Now that you have made your way through the flow of words and thoughts that describe my reality of late, I appreciate you stopping by. I am in the midst of work for my summer show, a residency coming up at Duke in which I will be creating a site specific environmental piece of art, and then another residency in the summer in Oakland. Busy times busy times, Full of new struggles, new accomplishments, lonely moments as well as times of beautiful community and team work. I am going to give 2020 the best go I have in me, and also try to not burn the candle at both ends in the process.
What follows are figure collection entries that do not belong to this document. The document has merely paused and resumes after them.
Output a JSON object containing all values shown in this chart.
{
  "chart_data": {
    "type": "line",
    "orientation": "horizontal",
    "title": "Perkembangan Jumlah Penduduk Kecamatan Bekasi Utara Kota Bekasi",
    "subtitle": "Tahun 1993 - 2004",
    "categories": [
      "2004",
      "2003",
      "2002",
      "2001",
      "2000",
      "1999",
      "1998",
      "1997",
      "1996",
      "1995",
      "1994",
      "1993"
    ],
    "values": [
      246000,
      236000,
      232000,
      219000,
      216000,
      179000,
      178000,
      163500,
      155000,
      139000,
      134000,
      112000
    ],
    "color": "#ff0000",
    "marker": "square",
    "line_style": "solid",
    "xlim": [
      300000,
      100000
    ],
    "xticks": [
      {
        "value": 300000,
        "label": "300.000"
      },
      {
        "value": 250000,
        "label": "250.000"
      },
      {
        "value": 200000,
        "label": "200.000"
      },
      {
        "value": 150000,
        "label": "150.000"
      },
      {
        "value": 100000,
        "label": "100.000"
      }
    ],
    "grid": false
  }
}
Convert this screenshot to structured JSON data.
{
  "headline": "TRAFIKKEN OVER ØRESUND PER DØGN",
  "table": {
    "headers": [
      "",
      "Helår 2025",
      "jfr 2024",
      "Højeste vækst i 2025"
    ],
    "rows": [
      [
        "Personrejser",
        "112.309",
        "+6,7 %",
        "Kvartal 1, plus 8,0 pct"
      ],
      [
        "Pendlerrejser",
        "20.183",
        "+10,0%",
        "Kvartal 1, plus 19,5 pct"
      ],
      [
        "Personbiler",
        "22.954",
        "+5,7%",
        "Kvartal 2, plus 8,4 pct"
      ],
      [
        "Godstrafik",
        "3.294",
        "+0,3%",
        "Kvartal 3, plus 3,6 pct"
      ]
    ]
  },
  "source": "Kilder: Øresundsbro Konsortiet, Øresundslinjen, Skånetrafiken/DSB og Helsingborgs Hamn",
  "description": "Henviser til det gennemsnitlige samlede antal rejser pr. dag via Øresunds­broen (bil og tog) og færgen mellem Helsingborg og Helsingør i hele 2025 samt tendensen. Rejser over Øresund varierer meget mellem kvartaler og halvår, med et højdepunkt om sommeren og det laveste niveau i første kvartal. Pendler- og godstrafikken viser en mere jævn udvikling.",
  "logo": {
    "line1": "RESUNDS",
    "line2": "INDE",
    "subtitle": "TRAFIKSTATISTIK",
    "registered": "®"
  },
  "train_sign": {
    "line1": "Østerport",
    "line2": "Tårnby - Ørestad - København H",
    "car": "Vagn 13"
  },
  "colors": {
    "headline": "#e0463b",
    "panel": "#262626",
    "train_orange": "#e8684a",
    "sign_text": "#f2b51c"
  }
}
One thing that adulthood, or rather becoming more aware of my responsibility to myself and others to stay healthy, connected, and sane, has given me is the gift of saying “thats enough for now, I need to reflect and be gentle so that I can be right sized in where this is all going”. That in and of itself gives me the power to burn that midnight oil with intention and strength and acceptance when it’s necessary, because sometimes that is needed in life and not just art making.
Thank you for reading and for all of your support. In closing, the below photo is of something new that is coming that I cannot wait to announce to everyone!!!. It will also be part of this summer show at Anchorlight, and is in the works of becoming an ongoing series. See you again soon.